Keterangan Terdakwa Marthen Napang Dinilai Semakin Janggal, JPU Siapkan Tuntutan Dalam Sidang Lanjutan Awal Tahun 2025

JPU menunjukkan kartu nama pelapor di hadapan majelis hakim dalam sidang lanjutan di PN Jakarta Pusat, Selasa (17/12/24)

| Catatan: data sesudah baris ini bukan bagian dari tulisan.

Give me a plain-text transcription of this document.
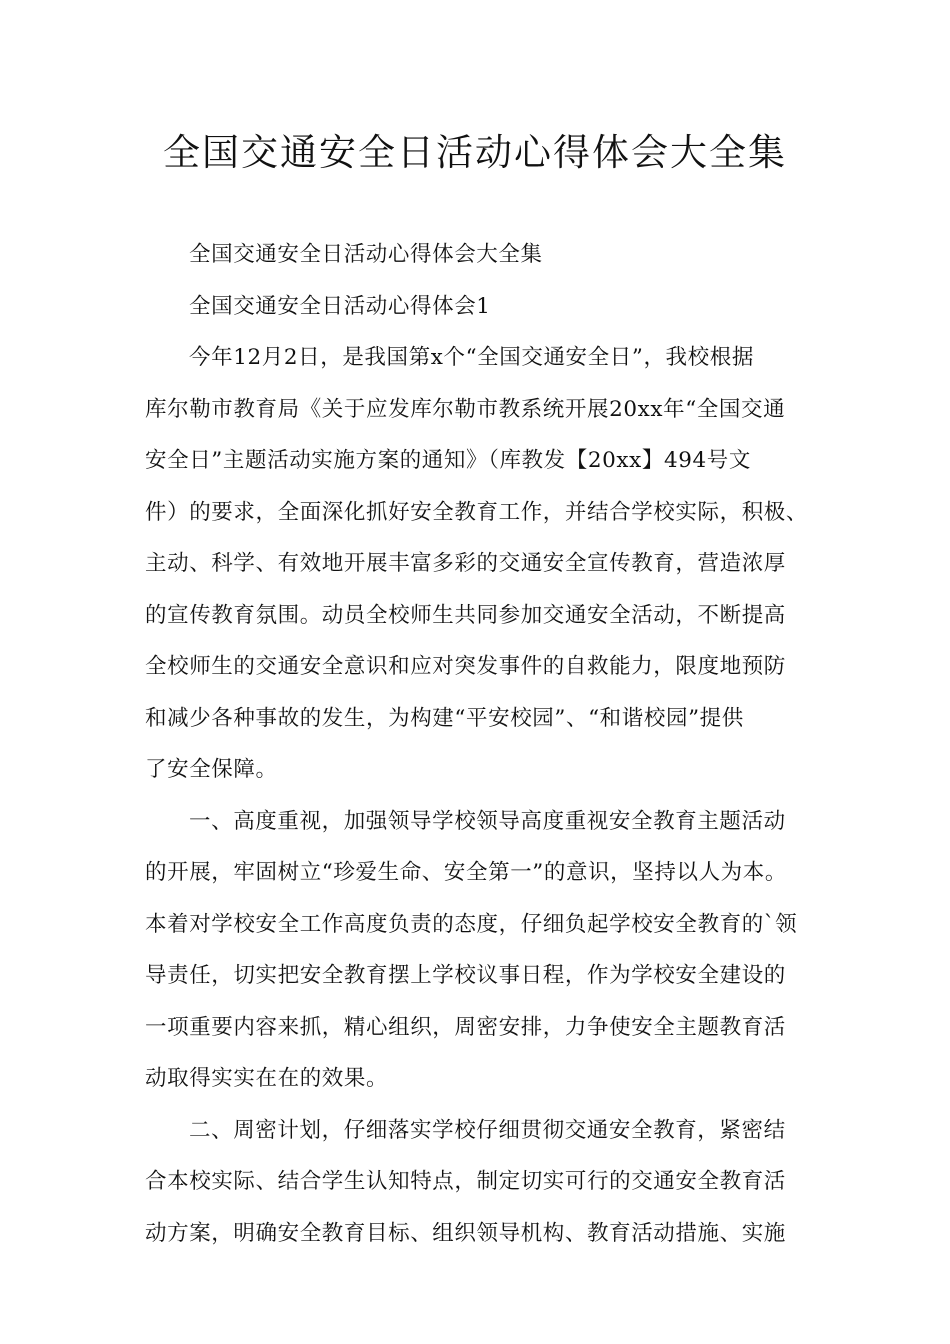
全国交通安全日活动心得体会大全集
全国交通安全日活动心得体会大全集
全国交通安全日活动心得体会1
今年12月2日，是我国第x个“全国交通安全日”，我校根据
库尔勒市教育局《关于应发库尔勒市教系统开展20xx年“全国交通
安全日”主题活动实施方案的通知》（库教发【20xx】494号文
件）的要求，全面深化抓好安全教育工作，并结合学校实际，积极、
主动、科学、有效地开展丰富多彩的交通安全宣传教育，营造浓厚
的宣传教育氛围。动员全校师生共同参加交通安全活动，不断提高
全校师生的交通安全意识和应对突发事件的自救能力，限度地预防
和减少各种事故的发生，为构建“平安校园”、“和谐校园”提供
了安全保障。
一、高度重视，加强领导学校领导高度重视安全教育主题活动
的开展，牢固树立“珍爱生命、安全第一”的意识，坚持以人为本。
本着对学校安全工作高度负责的态度，仔细负起学校安全教育的`领
导责任，切实把安全教育摆上学校议事日程，作为学校安全建设的
一项重要内容来抓，精心组织，周密安排，力争使安全主题教育活
动取得实实在在的效果。
二、周密计划，仔细落实学校仔细贯彻交通安全教育，紧密结
合本校实际、结合学生认知特点，制定切实可行的交通安全教育活
动方案，明确安全教育目标、组织领导机构、教育活动措施、实施
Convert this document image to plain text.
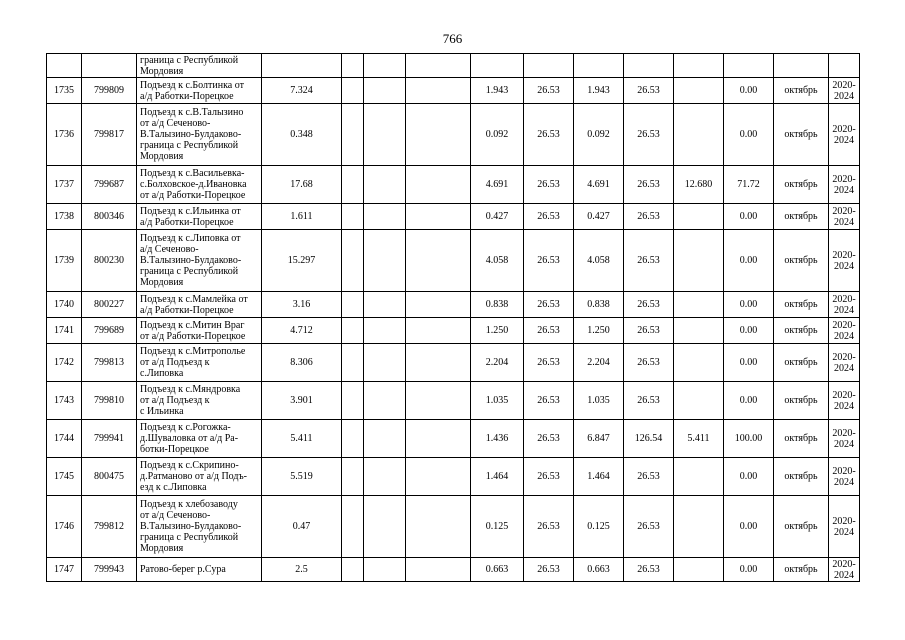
766
		граница с Республикой
Мордовия												
1735	799809	Подъезд к с.Болтинка от
а/д Работки-Порецкое	7.324				1.943	26.53	1.943	26.53		0.00	октябрь	2020-
2024
1736	799817	Подъезд к с.В.Талызино
от а/д Сеченово-
В.Талызино-Булдаково-
граница с Республикой
Мордовия	0.348				0.092	26.53	0.092	26.53		0.00	октябрь	2020-
2024
1737	799687	Подъезд к с.Васильевка-
с.Болховское-д.Ивановка
от а/д Работки-Порецкое	17.68				4.691	26.53	4.691	26.53	12.680	71.72	октябрь	2020-
2024
1738	800346	Подъезд к с.Ильинка от
а/д Работки-Порецкое	1.611				0.427	26.53	0.427	26.53		0.00	октябрь	2020-
2024
1739	800230	Подъезд к с.Липовка от
а/д Сеченово-
В.Талызино-Булдаково-
граница с Республикой
Мордовия	15.297				4.058	26.53	4.058	26.53		0.00	октябрь	2020-
2024
1740	800227	Подъезд к с.Мамлейка от
а/д Работки-Порецкое	3.16				0.838	26.53	0.838	26.53		0.00	октябрь	2020-
2024
1741	799689	Подъезд к с.Митин Враг
от а/д Работки-Порецкое	4.712				1.250	26.53	1.250	26.53		0.00	октябрь	2020-
2024
1742	799813	Подъезд к с.Митрополье
от а/д Подъезд к
с.Липовка	8.306				2.204	26.53	2.204	26.53		0.00	октябрь	2020-
2024
1743	799810	Подъезд к с.Мяндровка
от а/д Подъезд к
с Ильинка	3.901				1.035	26.53	1.035	26.53		0.00	октябрь	2020-
2024
1744	799941	Подъезд к с.Рогожка-
д.Шуваловка от а/д Ра-
ботки-Порецкое	5.411				1.436	26.53	6.847	126.54	5.411	100.00	октябрь	2020-
2024
1745	800475	Подъезд к с.Скрипино-
д.Ратманово от а/д Подъ-
езд к с.Липовка	5.519				1.464	26.53	1.464	26.53		0.00	октябрь	2020-
2024
1746	799812	Подъезд к хлебозаводу
от а/д Сеченово-
В.Талызино-Булдаково-
граница с Республикой
Мордовия	0.47				0.125	26.53	0.125	26.53		0.00	октябрь	2020-
2024
1747	799943	Ратово-берег р.Сура	2.5				0.663	26.53	0.663	26.53		0.00	октябрь	2020-
2024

JAKARTA,Victoriousnews.com,-Majelis Hakim Pengadilan Negeri Jakarta Pusat, Buyung Dwikora merasa heran dengan Prof Marthen Napang, terdakwa kasus dugaan penipuan, penggelapan dan pemalsuan putusan MA, karena seluruh dakwaan dibantahnya di dalam persidangan. “Saya heran semua dakwaan saudara bantah. Apakah saudara pernah melaporkan John Palinggi?,tanya Hakim Dwikora kepada terdakwa Marthen Napang dalam persidangan lanjutan perkara Nomor: 465/Pid.B/2024/PN.Jkt.Pst, Selasa (17/12/24) sore. Awalnya, terdakwa menjawab tidak pernah. Tetapi  kemudian meralat dan  tampak gugup mengakui pernah melaporkan John Palinggi atas dugaan pencemaran nama baik. “Saya pernah melaporkan John Palinggi di Makassar karena membuat surat yang saya anggap mencemarkan nama baik saya. Pada waktu itu John Palinggi sempat dijadikan tersangka. Tapi selanjutnya di-SP3-kan. Lalu saya mengajukan praperadilan dan kalah di pengadilan. Setelah itu saya dilaporkan balik oleh John Palinggi, dengan kasus dugaan  laporan palsu dan diberi hukuman 6 bulan di PN Makassar,”ujar terdakwa menjawab pertanyaan Hakim  di ruang Oemar Senoadji 2 lantai 3, Pengadilan Negeri Jakarta Pusat.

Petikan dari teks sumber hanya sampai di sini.